We realise that such developments will be expensive. Serious consideration must be given to economic pricing for road usage. Act supports phasing out petrol tax and road user charges, where possible, in favour of congestion charges and tolls. Such changes will not always be popular but when the alternative is decades of gridlock, politicians should have the courage to do what is right.

Act fully supports the National Infrastructure Three Year Action Plan goal to encourage demand management and pricing in infrastructure sectors.

Private sector investment in road construction, both through direct ownership and through public private partnerships with central and local government should be encouraged.

All new infrastructure projects should be subject to rigorous cost-benefit-analysis. The Labour Government's disastrous buy-back of KiwiRail is a prime example of what happens when such an analysis is not carried out.

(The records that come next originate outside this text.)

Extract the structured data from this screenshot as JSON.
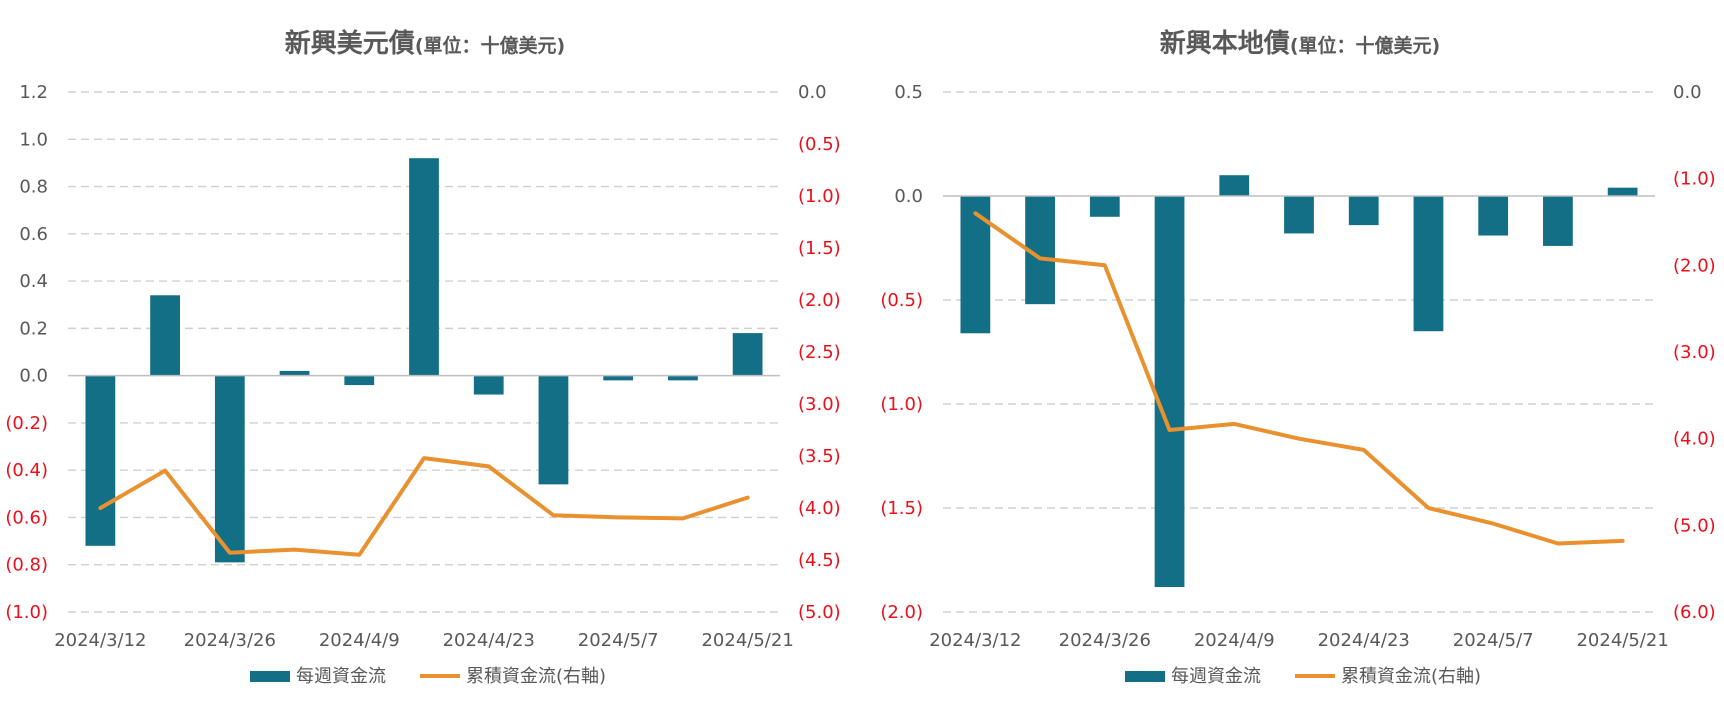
{
  "colors": {
    "bar": "#136f86",
    "line": "#e8912e",
    "negative_tick": "#e8101b",
    "text": "#595959",
    "grid": "#d0d0d0"
  },
  "chart_data": [
    {
      "type": "bar",
      "title": "新興美元債",
      "subtitle": "(單位：十億美元)",
      "x": [
        "2024/3/12",
        "2024/3/19",
        "2024/3/26",
        "2024/4/2",
        "2024/4/9",
        "2024/4/16",
        "2024/4/23",
        "2024/4/30",
        "2024/5/7",
        "2024/5/14",
        "2024/5/21"
      ],
      "x_tick_labels": [
        "2024/3/12",
        "2024/3/26",
        "2024/4/9",
        "2024/4/23",
        "2024/5/7",
        "2024/5/21"
      ],
      "y_left_ticks": [
        "1.2",
        "1.0",
        "0.8",
        "0.6",
        "0.4",
        "0.2",
        "0.0",
        "(0.2)",
        "(0.4)",
        "(0.6)",
        "(0.8)",
        "(1.0)"
      ],
      "y_right_ticks": [
        "0.0",
        "(0.5)",
        "(1.0)",
        "(1.5)",
        "(2.0)",
        "(2.5)",
        "(3.0)",
        "(3.5)",
        "(4.0)",
        "(4.5)",
        "(5.0)"
      ],
      "ylim_left": [
        -1.0,
        1.2
      ],
      "ylim_right": [
        -5.0,
        0.0
      ],
      "grid": true,
      "legend_position": "bottom",
      "series": [
        {
          "name": "每週資金流",
          "type": "bar",
          "axis": "left",
          "values": [
            -0.72,
            0.34,
            -0.79,
            0.02,
            -0.04,
            0.92,
            -0.08,
            -0.46,
            -0.02,
            -0.02,
            0.18
          ]
        },
        {
          "name": "累積資金流(右軸)",
          "type": "line",
          "axis": "right",
          "values": [
            -4.0,
            -3.64,
            -4.43,
            -4.4,
            -4.45,
            -3.52,
            -3.6,
            -4.07,
            -4.09,
            -4.1,
            -3.9
          ]
        }
      ]
    },
    {
      "type": "bar",
      "title": "新興本地債",
      "subtitle": "(單位：十億美元)",
      "x": [
        "2024/3/12",
        "2024/3/19",
        "2024/3/26",
        "2024/4/2",
        "2024/4/9",
        "2024/4/16",
        "2024/4/23",
        "2024/4/30",
        "2024/5/7",
        "2024/5/14",
        "2024/5/21"
      ],
      "x_tick_labels": [
        "2024/3/12",
        "2024/3/26",
        "2024/4/9",
        "2024/4/23",
        "2024/5/7",
        "2024/5/21"
      ],
      "y_left_ticks": [
        "0.5",
        "0.0",
        "(0.5)",
        "(1.0)",
        "(1.5)",
        "(2.0)"
      ],
      "y_right_ticks": [
        "0.0",
        "(1.0)",
        "(2.0)",
        "(3.0)",
        "(4.0)",
        "(5.0)",
        "(6.0)"
      ],
      "ylim_left": [
        -2.0,
        0.5
      ],
      "ylim_right": [
        -6.0,
        0.0
      ],
      "grid": true,
      "legend_position": "bottom",
      "series": [
        {
          "name": "每週資金流",
          "type": "bar",
          "axis": "left",
          "values": [
            -0.66,
            -0.52,
            -0.1,
            -1.88,
            0.1,
            -0.18,
            -0.14,
            -0.65,
            -0.19,
            -0.24,
            0.04
          ]
        },
        {
          "name": "累積資金流(右軸)",
          "type": "line",
          "axis": "right",
          "values": [
            -1.4,
            -1.92,
            -2.0,
            -3.9,
            -3.83,
            -4.0,
            -4.13,
            -4.8,
            -4.98,
            -5.21,
            -5.18
          ]
        }
      ]
    }
  ]
}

The Government has committed to partial sale of some state assets if given the mandate after the November election. Act welcomes this and believes the scope should be extended to Government-owned infrastructure projects such as KiwiRail.

We are also aware that there will be a need to further expand our electricity lines network over the coming years. We support such upgrades.

The biggest obstacle to infrastructure development is the Resource Management Act.

We support the provisions in the Resource Management Act that provide for expedited consent processes for projects of national significance. However, we are concerned that the amendments introduced by the Government in this regard do not go far enough insofar as they still allow objectors who are not directly and tangibly affected by projects to raise objections. The RMA should be reformed so that only those whose property rights are directly and tangibly affected by a project can raise an objection.

Act is concerned that New Zealand's water resources are not being used optimally and that our water infrastructure leaves much to be desired. Tradable water markets have created exceptional efficiency gains in Australia and should be given serious consideration in New Zealand.